O’Connor, C.J., and Lanzinger, Cupp, and McGee Brown, JJ., concur. Pfeifer and Lundberg Stratton, JJ., dissent. O’Donnell, J., not participating.

. After the audit period at issue, the General Assembly amended the definition of “employment service” at R.C. 5739.01(JJ) and added an exception at paragraph (5). Sub.H.B. No. 293, 151 Ohio Laws, Part V, 8842, 8864. The amendment is not material to the analysis of the statute in this opinion, and it did not change the language of paragraph (3) at all. In this opinion, however, R.C. 5739.01(JJ) and 5739.01(JJ)(3) refer to the version in effect during the audit period. 145 Ohio Laws, Part III, 4009, 4297.

. The commissioner assessed the tax owed as use tax, not as sales tax.

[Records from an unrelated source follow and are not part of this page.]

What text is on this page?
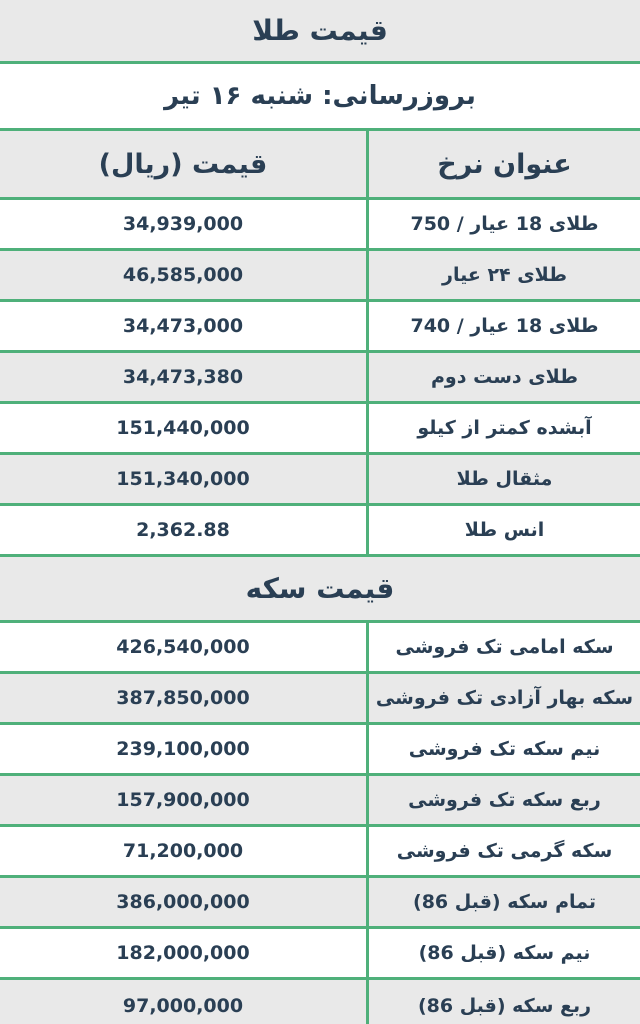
قیمت طلا
بروزرسانی: شنبه ۱۶ تیر
عنوان نرخ
قیمت (ریال)
طلای 18 عیار / 750
34,939,000
طلای ۲۴ عیار
46,585,000
طلای 18 عیار / 740
34,473,000
طلای دست دوم
34,473,380
آبشده کمتر از کیلو
151,440,000
مثقال طلا
151,340,000
انس طلا
2,362.88
قیمت سکه
سکه امامی تک فروشی
426,540,000
سکه بهار آزادی تک فروشی
387,850,000
نیم سکه تک فروشی
239,100,000
ربع سکه تک فروشی
157,900,000
سکه گرمی تک فروشی
71,200,000
تمام سکه (قبل 86)
386,000,000
نیم سکه (قبل 86)
182,000,000
ربع سکه (قبل 86)
97,000,000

The distinction has no practical significance in this context, because the undisputed realization of the benefit of the employment services within Ohio means that the purchases entail a taxable “use” as long as the separate sales-tax obligation remains unpaid. See R.C. 5741.02(C)(1) (transactions subject to the sales tax are exempted from the use tax, but only if the sales tax has been paid). Moreover, if the purchases are excepted from sales tax, there is no use tax, either. R.C. 5741.02(C)(2).

. In its reply brief, Bay argues that its production of the invoices in discovery at the BTA should substitute for its failure to produce them during the audit. We address this contention in the legal analysis below.

. As Bay points out, the H.R. Options contracts contained no such language themselves. The contract language in that case was significant to the extent that it provided a contract term of at least one year and that it did not otherwise conflict with the conclusion that the personnel were assigned on a permanent basis.

. If such contracts do exist and are in the possession of the taxpayer, however, they ought to be produced on request.